If you are an employee, you will only get your money after deducting all the taxes, expenses and your bills. Generally this amount is not enough and you are bound to use credit facilities like hire purchase, loan and mortgage to live the lifestyle you like. Now, this is one big mistake. Do not ever get debt-ridden. It is the quicksand to poverty.
Earned Income is a steady way to generate an income. There is not much thinking or worrying to do as profit or loss in the company has nothing to do with you directly and as long as the boss pays you on time you will be happy. Of course there are a few exceptions if you work in a high and important position in a company where your thinking and decisions are crucial to a company. All in all, most paid jobs are repetitive and mundane. Most people are very tired of getting to their 9-5 rat race job and usually stay there out of job security and will most probably be waiting for the next holiday to come or to quit their job if opportunity permits. The earlier it is to get out of the trap, the better your chances are to attain financial freedom.
Passive Income is generated by doing businesses. Here you are the employer. You hire people to work for you. Your business can be selling products or offer services, or a combination. Examples are trading merchandise as in wholesaling and retailing, buying/selling real estate, operate a franchise like Starbucks of McDonald or even a small vending machine business which does not require any employee and etc. In most cases, you need not be physically present for the business to operate.
The beauty of doing your own business is that you work for yourself and your time is more flexible as you can make your own schedule. Another advantage is that you earn and spend before tax, unlike being an employee where you need to pay the tax before you can spend your income.
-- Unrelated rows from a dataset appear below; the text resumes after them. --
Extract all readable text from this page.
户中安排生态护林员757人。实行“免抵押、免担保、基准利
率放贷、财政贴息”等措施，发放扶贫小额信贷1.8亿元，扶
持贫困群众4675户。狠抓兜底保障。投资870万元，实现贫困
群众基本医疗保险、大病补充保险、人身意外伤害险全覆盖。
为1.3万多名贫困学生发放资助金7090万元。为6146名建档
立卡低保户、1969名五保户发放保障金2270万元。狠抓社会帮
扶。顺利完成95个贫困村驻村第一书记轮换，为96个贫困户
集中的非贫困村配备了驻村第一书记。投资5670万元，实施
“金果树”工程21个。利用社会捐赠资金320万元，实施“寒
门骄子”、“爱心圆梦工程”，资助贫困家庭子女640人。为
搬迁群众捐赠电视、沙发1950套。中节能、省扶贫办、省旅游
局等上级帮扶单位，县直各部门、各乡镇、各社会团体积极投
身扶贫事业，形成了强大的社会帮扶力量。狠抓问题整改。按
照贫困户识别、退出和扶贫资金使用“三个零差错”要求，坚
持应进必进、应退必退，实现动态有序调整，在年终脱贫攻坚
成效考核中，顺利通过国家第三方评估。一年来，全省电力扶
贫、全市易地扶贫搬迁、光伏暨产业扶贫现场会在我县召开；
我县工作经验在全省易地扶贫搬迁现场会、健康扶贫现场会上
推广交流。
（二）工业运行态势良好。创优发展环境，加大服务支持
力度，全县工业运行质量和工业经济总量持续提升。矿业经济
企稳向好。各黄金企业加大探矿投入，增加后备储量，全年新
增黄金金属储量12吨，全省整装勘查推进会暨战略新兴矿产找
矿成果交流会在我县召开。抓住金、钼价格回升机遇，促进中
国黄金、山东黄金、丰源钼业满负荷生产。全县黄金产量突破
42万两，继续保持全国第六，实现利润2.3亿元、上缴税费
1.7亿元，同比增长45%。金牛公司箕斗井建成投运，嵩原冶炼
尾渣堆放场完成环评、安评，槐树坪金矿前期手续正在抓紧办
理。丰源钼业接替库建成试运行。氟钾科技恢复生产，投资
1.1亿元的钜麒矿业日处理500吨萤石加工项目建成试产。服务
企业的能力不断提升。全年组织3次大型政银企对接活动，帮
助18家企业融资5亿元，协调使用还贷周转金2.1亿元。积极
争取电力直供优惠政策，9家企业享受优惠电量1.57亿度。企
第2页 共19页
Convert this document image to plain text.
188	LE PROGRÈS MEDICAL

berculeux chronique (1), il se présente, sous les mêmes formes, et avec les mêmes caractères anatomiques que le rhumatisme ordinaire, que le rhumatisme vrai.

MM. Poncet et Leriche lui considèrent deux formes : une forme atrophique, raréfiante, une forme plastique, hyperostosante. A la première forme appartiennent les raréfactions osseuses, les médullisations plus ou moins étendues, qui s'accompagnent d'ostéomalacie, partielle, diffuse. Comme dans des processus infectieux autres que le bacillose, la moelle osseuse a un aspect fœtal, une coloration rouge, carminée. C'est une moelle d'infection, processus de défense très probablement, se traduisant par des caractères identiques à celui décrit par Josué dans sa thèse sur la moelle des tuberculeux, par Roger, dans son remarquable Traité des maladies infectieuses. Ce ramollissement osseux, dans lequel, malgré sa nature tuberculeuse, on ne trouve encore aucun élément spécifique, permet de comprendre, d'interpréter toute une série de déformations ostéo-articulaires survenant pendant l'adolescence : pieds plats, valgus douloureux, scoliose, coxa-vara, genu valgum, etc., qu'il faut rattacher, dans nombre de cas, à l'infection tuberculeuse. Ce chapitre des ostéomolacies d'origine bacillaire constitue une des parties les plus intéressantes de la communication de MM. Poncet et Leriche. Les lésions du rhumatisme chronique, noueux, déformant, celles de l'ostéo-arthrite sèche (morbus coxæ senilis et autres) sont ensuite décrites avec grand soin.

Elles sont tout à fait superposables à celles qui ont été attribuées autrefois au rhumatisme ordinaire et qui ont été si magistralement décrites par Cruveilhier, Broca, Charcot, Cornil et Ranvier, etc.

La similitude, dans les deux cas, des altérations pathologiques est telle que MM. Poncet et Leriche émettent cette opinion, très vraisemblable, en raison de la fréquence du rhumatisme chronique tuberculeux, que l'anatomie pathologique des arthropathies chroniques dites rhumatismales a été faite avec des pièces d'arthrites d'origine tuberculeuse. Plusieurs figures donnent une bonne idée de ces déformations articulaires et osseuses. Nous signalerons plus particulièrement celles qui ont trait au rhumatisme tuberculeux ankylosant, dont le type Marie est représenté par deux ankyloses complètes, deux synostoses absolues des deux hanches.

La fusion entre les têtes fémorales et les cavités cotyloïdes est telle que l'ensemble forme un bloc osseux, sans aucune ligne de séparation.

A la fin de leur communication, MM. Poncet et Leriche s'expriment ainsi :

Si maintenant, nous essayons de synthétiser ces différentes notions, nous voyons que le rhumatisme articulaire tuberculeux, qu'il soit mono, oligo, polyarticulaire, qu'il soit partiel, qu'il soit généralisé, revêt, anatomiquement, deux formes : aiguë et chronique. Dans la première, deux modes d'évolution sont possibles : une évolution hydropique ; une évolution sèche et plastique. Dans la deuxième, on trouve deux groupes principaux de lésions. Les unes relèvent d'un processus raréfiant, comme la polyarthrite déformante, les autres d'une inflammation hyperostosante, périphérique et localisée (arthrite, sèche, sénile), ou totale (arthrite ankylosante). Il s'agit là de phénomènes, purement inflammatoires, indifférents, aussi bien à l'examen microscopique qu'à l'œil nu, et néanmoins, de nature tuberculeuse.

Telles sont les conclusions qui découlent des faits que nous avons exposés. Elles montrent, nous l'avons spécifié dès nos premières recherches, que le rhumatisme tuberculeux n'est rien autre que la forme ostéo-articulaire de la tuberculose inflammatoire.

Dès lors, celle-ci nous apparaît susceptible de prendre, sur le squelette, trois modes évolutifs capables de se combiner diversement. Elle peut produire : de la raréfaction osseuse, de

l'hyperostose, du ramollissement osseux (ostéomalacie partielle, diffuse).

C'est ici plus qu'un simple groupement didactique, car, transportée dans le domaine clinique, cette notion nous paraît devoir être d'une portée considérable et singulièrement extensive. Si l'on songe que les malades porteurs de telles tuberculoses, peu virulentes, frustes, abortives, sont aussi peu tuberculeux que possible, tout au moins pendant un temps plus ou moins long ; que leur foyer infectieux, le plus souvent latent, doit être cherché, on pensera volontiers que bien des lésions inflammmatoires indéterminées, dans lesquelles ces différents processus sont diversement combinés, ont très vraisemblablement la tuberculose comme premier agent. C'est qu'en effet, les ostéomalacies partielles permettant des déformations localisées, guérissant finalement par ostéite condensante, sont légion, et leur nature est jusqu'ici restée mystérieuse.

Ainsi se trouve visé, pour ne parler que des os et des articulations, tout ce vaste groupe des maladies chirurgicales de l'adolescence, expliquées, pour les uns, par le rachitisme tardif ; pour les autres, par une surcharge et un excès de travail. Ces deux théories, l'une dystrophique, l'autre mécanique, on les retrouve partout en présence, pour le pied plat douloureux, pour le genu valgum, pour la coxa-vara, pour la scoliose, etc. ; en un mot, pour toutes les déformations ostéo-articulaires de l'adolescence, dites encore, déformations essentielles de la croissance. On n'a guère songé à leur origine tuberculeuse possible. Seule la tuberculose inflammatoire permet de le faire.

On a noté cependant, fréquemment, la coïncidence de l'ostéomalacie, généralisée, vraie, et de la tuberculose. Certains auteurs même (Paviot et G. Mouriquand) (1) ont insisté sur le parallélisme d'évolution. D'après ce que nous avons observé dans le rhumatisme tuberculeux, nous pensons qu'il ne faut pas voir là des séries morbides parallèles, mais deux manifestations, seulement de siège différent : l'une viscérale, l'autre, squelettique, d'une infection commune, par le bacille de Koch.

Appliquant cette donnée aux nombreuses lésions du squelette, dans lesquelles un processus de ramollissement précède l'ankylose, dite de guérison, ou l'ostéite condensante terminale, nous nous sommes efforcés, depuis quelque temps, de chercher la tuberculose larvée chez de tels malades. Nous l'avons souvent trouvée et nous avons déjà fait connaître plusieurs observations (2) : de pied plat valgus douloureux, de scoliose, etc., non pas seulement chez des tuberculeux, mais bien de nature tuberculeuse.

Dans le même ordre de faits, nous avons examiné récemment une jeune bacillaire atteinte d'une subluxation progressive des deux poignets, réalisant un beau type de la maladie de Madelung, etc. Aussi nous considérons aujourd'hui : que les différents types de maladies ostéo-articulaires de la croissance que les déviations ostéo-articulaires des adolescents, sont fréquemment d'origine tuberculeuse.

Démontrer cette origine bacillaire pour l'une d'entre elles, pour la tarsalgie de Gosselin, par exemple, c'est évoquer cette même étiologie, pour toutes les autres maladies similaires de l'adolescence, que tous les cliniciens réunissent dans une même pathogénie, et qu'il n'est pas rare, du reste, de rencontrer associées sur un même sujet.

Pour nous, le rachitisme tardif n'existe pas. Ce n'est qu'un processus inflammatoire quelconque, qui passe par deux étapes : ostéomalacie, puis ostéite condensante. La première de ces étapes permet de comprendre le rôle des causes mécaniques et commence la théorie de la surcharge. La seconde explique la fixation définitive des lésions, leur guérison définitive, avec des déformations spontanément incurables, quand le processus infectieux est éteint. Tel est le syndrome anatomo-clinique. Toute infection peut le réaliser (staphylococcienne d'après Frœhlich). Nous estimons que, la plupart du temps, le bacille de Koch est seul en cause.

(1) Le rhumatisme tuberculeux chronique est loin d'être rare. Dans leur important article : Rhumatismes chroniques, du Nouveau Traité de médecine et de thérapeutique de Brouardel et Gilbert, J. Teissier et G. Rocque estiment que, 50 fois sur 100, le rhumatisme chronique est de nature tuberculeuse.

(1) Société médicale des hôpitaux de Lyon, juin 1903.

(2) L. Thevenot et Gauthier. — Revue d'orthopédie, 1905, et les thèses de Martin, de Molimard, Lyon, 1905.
Portfolio Income is just like passive income, you make the money work for you. Portfolio Income is generated from paper assets such as like fixed deposits, mutual funds, bonds and stock market. They are known as paper assets due to the fact that they revolve on papers to generate the income for you. In portfolio income, financial knowledge is of vital importance. It can make you rich depending on the skills and knowledge you have on the financial market.